A prohibition on U.S. Navy personnel attending indoor religious services off base is “particularly odious to Catholics,” according the Archbishop for the Military Services.
Archbishop Timothy P. Broglio was responding to reports that some commands of the U.S. Navy have required service members to sign that they have received the orders on the prohibition, meaning that those who disobey will be held accountable. The orders also add that “civilian personnel, including families, are discouraged from” indoor church services, as well.
The orders were made in an effort to stop the spread of the COVID-19 coronavirus.
“A few nights ago I watched ‘Silence,’ a movie about the persecution of Catholics in Japan in the 1600’s. The persecution was systematic and destined to eradicate the faith from the islands. While the current situation in the U.S. is certainly not one of persecution, the movie does invite the viewer to recognize values, determine how important they are, and decide what value merits a sacrifice, even the ultimate sacrifice,” the archbishop wrote on July 5.
Broglio said the orders are “particularly odious to Catholics, because frequently there is no longer a Catholic program on naval installations due to budgetary constraints or many installation chapels are still closed — even though many of them could well ensure appropriate social distancing.”
The archbishop said that after receiving this information, he immediately contacted the Navy Chief of Chaplains’ Office, which told him they have been unable to offer any relief from these provisions. Broglio added that his attempt to contact the Chief of Naval Operations has not even been acknowledged.
“Of course, the Navy cannot legally prohibit family members from frequenting religious services off base. Those family members return home where the military member lives. What is the protective effect of the prohibition for the Navy personnel? Zero,” he said.
“Participation in the Sunday Eucharist is life blood for Catholics. It is the source and summit of our lives and allows us to receive the Body and Blood of the Lord. Certainly, the Navy personnel who fall under this restriction are dispensed from the obligation to attend Sunday Mass, because no one can be required to do what is impossible,” the archbishop continued.
The U.S. Navy has been working to minimize the transmission of COVID-19 across the force with the goal of creating a “COVID free bubble” around units prior to, and while, deployed.
The dangers of the pandemic were highlighted in late March, when the captain of the aircraft carrier USS Theodore Roosevelt alerted the Navy to the disease’s spread on his ship, where eventually over 1,100 sailors tested positive for the coronavirus, with one dying.
On June 25, the Navy announced it had established a surveillance testing program, called Sentinel Surveillance Testing (SST), to test asymptomatic service members for the COVID-19 coronavirus.
“Our nation is entering a dangerous period of complacency and COVID fatigue that we can’t succumb to.
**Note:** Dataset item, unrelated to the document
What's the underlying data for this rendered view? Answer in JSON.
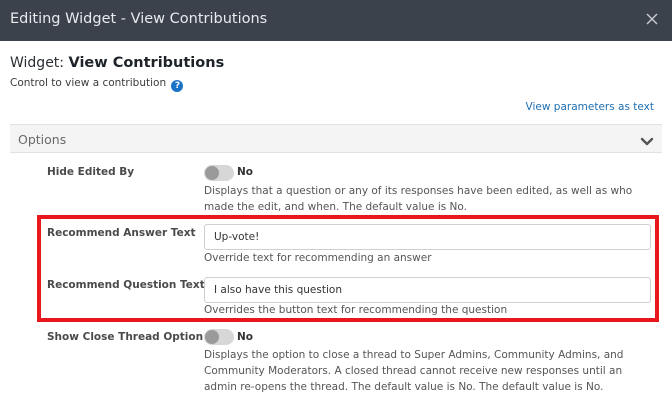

The military must not let its guard down—the Navy in particular,” said Rear Admiral Karl Thomas, the Assistant Deputy Chief of Naval Operations for Operations, Plans, and Strategy.
In his statement, Broglio noted that Catholic churches have gone great lengths to ensure social distancing in seating, receiving Holy Communion, and adjusting the liturgy to avoid any contagion.
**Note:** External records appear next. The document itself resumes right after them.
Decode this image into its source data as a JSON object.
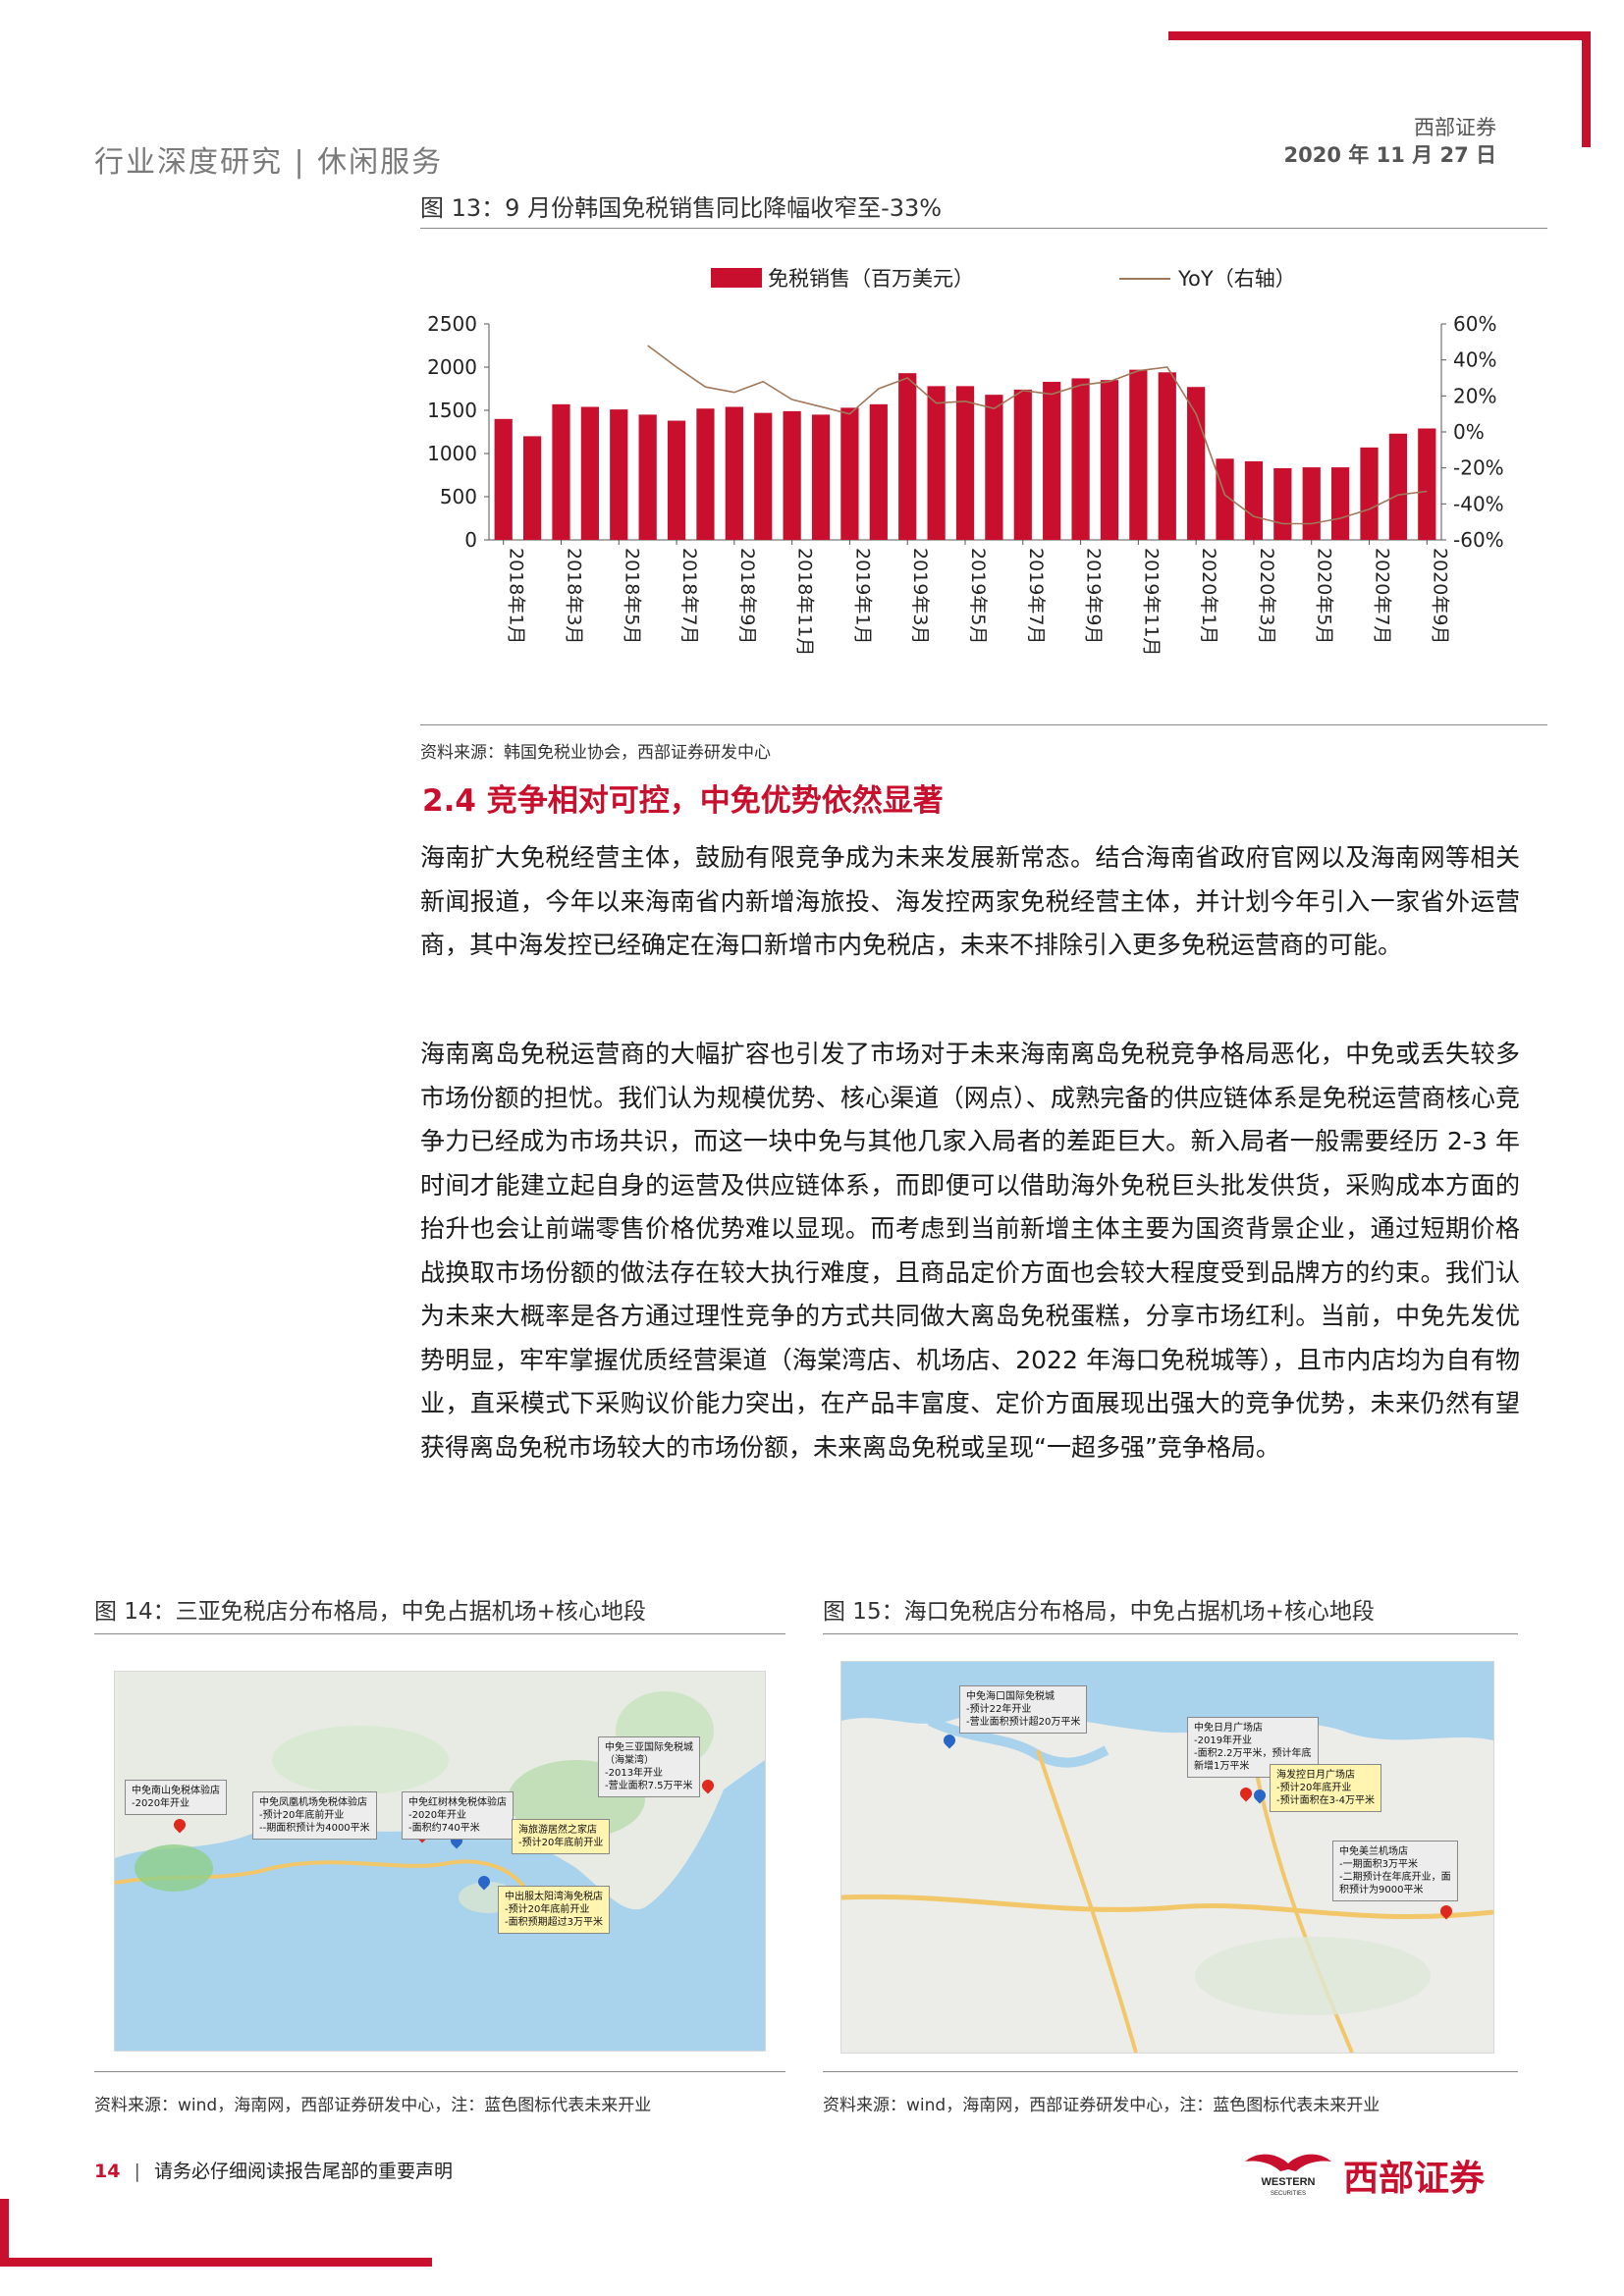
{
  "header": {
    "category": "行业深度研究 | 休闲服务",
    "company": "西部证券",
    "date": "2020 年 11 月 27 日"
  },
  "figure13": {
    "title": "图 13：9 月份韩国免税销售同比降幅收窄至-33%",
    "source": "资料来源：韩国免税业协会，西部证券研发中心"
  },
  "chart_data": {
    "type": "bar",
    "title": "图 13：9 月份韩国免税销售同比降幅收窄至-33%",
    "categories": [
      "2018年1月",
      "2018年2月",
      "2018年3月",
      "2018年4月",
      "2018年5月",
      "2018年6月",
      "2018年7月",
      "2018年8月",
      "2018年9月",
      "2018年10月",
      "2018年11月",
      "2018年12月",
      "2019年1月",
      "2019年2月",
      "2019年3月",
      "2019年4月",
      "2019年5月",
      "2019年6月",
      "2019年7月",
      "2019年8月",
      "2019年9月",
      "2019年10月",
      "2019年11月",
      "2019年12月",
      "2020年1月",
      "2020年2月",
      "2020年3月",
      "2020年4月",
      "2020年5月",
      "2020年6月",
      "2020年7月",
      "2020年8月",
      "2020年9月"
    ],
    "tick_labels": [
      "2018年1月",
      "2018年3月",
      "2018年5月",
      "2018年7月",
      "2018年9月",
      "2018年11月",
      "2019年1月",
      "2019年3月",
      "2019年5月",
      "2019年7月",
      "2019年9月",
      "2019年11月",
      "2020年1月",
      "2020年3月",
      "2020年5月",
      "2020年7月",
      "2020年9月"
    ],
    "series": [
      {
        "name": "免税销售（百万美元）",
        "type": "bar",
        "axis": "left",
        "color": "#c8102e",
        "values": [
          1400,
          1200,
          1570,
          1540,
          1510,
          1450,
          1380,
          1520,
          1540,
          1470,
          1490,
          1450,
          1530,
          1570,
          1930,
          1780,
          1780,
          1680,
          1740,
          1830,
          1870,
          1850,
          1970,
          1940,
          1770,
          940,
          910,
          830,
          840,
          840,
          1070,
          1230,
          1290
        ]
      },
      {
        "name": "YoY（右轴）",
        "type": "line",
        "axis": "right",
        "color": "#a0785a",
        "values": [
          null,
          null,
          null,
          null,
          null,
          48,
          36,
          25,
          22,
          28,
          18,
          14,
          10,
          24,
          30,
          16,
          17,
          13,
          23,
          21,
          26,
          28,
          34,
          36,
          10,
          -35,
          -47,
          -51,
          -51,
          -48,
          -43,
          -35,
          -33
        ]
      }
    ],
    "y_left": {
      "min": 0,
      "max": 2500,
      "ticks": [
        "0",
        "500",
        "1000",
        "1500",
        "2000",
        "2500"
      ]
    },
    "y_right": {
      "min": -60,
      "max": 60,
      "ticks": [
        "-60%",
        "-40%",
        "-20%",
        "0%",
        "20%",
        "40%",
        "60%"
      ]
    },
    "legend_position": "top",
    "grid": false
  },
  "section": {
    "title": "2.4 竞争相对可控，中免优势依然显著"
  },
  "paragraphs": [
    "海南扩大免税经营主体，鼓励有限竞争成为未来发展新常态。结合海南省政府官网以及海南网等相关新闻报道，今年以来海南省内新增海旅投、海发控两家免税经营主体，并计划今年引入一家省外运营商，其中海发控已经确定在海口新增市内免税店，未来不排除引入更多免税运营商的可能。",
    "海南离岛免税运营商的大幅扩容也引发了市场对于未来海南离岛免税竞争格局恶化，中免或丢失较多市场份额的担忧。我们认为规模优势、核心渠道（网点）、成熟完备的供应链体系是免税运营商核心竞争力已经成为市场共识，而这一块中免与其他几家入局者的差距巨大。新入局者一般需要经历 2-3 年时间才能建立起自身的运营及供应链体系，而即便可以借助海外免税巨头批发供货，采购成本方面的抬升也会让前端零售价格优势难以显现。而考虑到当前新增主体主要为国资背景企业，通过短期价格战换取市场份额的做法存在较大执行难度，且商品定价方面也会较大程度受到品牌方的约束。我们认为未来大概率是各方通过理性竞争的方式共同做大离岛免税蛋糕，分享市场红利。当前，中免先发优势明显，牢牢掌握优质经营渠道（海棠湾店、机场店、2022 年海口免税城等），且市内店均为自有物业，直采模式下采购议价能力突出，在产品丰富度、定价方面展现出强大的竞争优势，未来仍然有望获得离岛免税市场较大的市场份额，未来离岛免税或呈现“一超多强”竞争格局。"
  ],
  "figure14": {
    "title": "图 14：三亚免税店分布格局，中免占据机场+核心地段",
    "source": "资料来源：wind，海南网，西部证券研发中心，注：蓝色图标代表未来开业",
    "callouts": [
      {
        "text": "中免三亚国际免税城\n（海棠湾）\n-2013年开业\n-营业面积7.5万平米",
        "style": "gray"
      },
      {
        "text": "中免南山免税体验店\n-2020年开业",
        "style": "gray"
      },
      {
        "text": "中免凤凰机场免税体验店\n-预计20年底前开业\n--期面积预计为4000平米",
        "style": "gray"
      },
      {
        "text": "中免红树林免税体验店\n-2020年开业\n-面积约740平米",
        "style": "gray"
      },
      {
        "text": "海旅游居然之家店\n-预计20年底前开业",
        "style": "yellow"
      },
      {
        "text": "中出服太阳湾海免税店\n-预计20年底前开业\n-面积预期超过3万平米",
        "style": "yellow"
      }
    ]
  },
  "figure15": {
    "title": "图 15：海口免税店分布格局，中免占据机场+核心地段",
    "source": "资料来源：wind，海南网，西部证券研发中心，注：蓝色图标代表未来开业",
    "callouts": [
      {
        "text": "中免海口国际免税城\n-预计22年开业\n-营业面积预计超20万平米",
        "style": "gray"
      },
      {
        "text": "中免日月广场店\n-2019年开业\n-面积2.2万平米，预计年底\n新增1万平米",
        "style": "gray"
      },
      {
        "text": "海发控日月广场店\n-预计20年底开业\n-预计面积在3-4万平米",
        "style": "yellow"
      },
      {
        "text": "中免美兰机场店\n-一期面积3万平米\n-二期预计在年底开业，面\n积预计为9000平米",
        "style": "gray"
      }
    ]
  },
  "footer": {
    "page_number": "14",
    "note": "请务必仔细阅读报告尾部的重要声明",
    "logo_cn": "西部证券",
    "logo_en": "WESTERN",
    "logo_en_sub": "SECURITIES"
  }
}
“I wonder why the Navy has decided to prohibit the faithful from something, which even the Commander in Chief has called an essential service,” referring to declarations by President Donald Trump.
“It seems tragic to offer these reflections on the Independence holiday when we honor the bravery of those who forged this Nation to ensure self-evident truths about the endowment by the Creator of life, liberty, and the pursuit of happiness. Should those who swear to protect and defend the Constitution be obliged to surrender their First Amendment Rights?” Broglio concluded.